But on the other hand, consensus blockchains are immutable in the sense that nobody can compel you to follow a "mutated" chain and you are always free to continue to mine on the original chain. Moreover you can hold coins on either - or both - chains. This is the non-compulsory nature of blockchains: nobody is forced to hold coins on anyone's fork - though it takes a lot of money to protect the value of a forked coin.

Since anyone can create a fork, but it takes a lot of hashpower and coin holdings to sustain a fork, the system on the whole is highly resistant to - but fortunately not completely immune from - hardforks.

Even "contentious" hardforks. Like the DAO rollback.

The beauty is that hardforks provide automatic market choice. One day there's only one Ethereum, and the DAO attacker who holds a not-insubstantial percentage of the entire money supply. Then there's a fork, and everyone who held Ethereum now holds coins on two chains - Ethereum and Ethereum Classic, and can signal to the market by holding coins on one chain and selling them on the other - or hedge by holding coins on both chains.

Do we really want true "immutability?" In the case of Ethereum, the market of Ethereum users was offered a choice of either "mutated Ethereum" and "non-mutated Ethereum." Since the split, the market has fairly consistently valued "mutated Ethereum" over "non-mutated Ethereum" roughly 10:1 - and as the article points out, even "non mutated" Ethereum Classic found itself facing a hardfork. Uh oh.

Forks are good, because they allow markets to place bets on which outcomes they prefer. It's also good that it's really, really hard to create economically-viable fork.

Getting back to the first paragraph of the article:

> on that day, after much deliberation and hand-wringing, in the aftermath of a multimillion-dollar swindle from his automated, algorithm-driven, supposedly foolproof corporation, Vitalik Buterin, then 22 years old, announced the ‘hard fork’ of the cryptocurrency Ethereum.

Vitalik is a respected developer. I think there's a valid argument to be made that certain high-profile devs carry more influence than is their due - but no developer controls any consensus blockchain - not Ethereum, not Bitcoin. Ethereum, like all consensus blockchains, is "controlled" by its ecosystem of miners and users.

"Devs propose, the market disposes." And we have seen - the market preferred the forked Ethereum.

> By making that announcement, Buterin shattered certain tightly held assumptions about the future of trust and the nature of many vital institutions that make modern life possible.

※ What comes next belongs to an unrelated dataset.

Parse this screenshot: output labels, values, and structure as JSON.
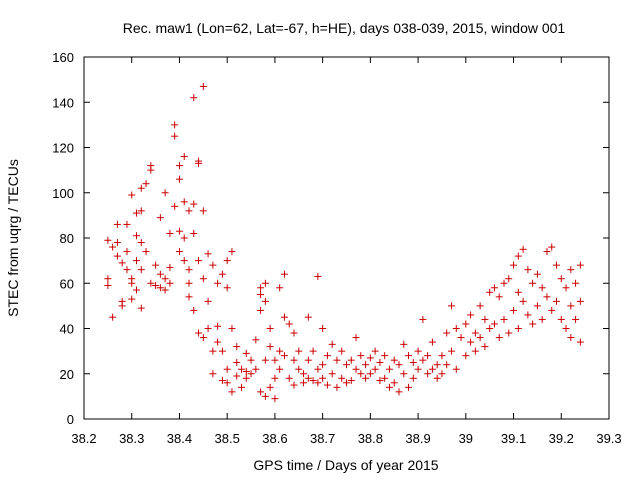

I hope by now we see that the only thing that Ethereum shattered is the overpromise and undesirability of "immutability."

---

I hold in each hand a cryptocurrency.

In the left hand, I offer a truly immutable cryptocurrency. The economic fundamentals of this currency cannot be changed by the will of man even if things start going wrong with the initial assumptions upon which the money was based.

In the right hand, I offer a self-improving consensus blockchain-based cryptocurrency. This currency cannot be easily forked, but when it does, two things will be true: the market must value the change quite badly to stimulate a fork, and you will be permitted to hold coins on either side of the fork as you see fit.

Take your pick.

[edits: a lot of stuff - I got onto a bit of a long topic and realized it needed some editing. It still does.]

1 comments

> anyone can create a fork - though it takes hashpower to protect a fork from hashpower attack.

Minor aside, unlike Bitcoin, Ethereum doesn't use hashpower (proof of work) as its voting currency, it uses proof of stake.

So in order to convince the network of a lie, you need to be willing to put up monetary bets against the truth, and then pay them.

This is very unlike Bitcoin, where you buy your mining rig, and then own it. If you pay to fork Ethereum, your real money is at stake.

And the financial incentive for people with even more money than you is to call your bluff and put up a bigger bet against your lie and get the cash and get your lie taken off the books.

Although they have the price structure set up so that calling a bluff is much cheaper than lying. So really even someone with a tenth of your budget can afford to call your bluff.

That's a pretty good description of Ethereum's proof of stake but it won't be in production for a year or so; for now it's still on proof of work.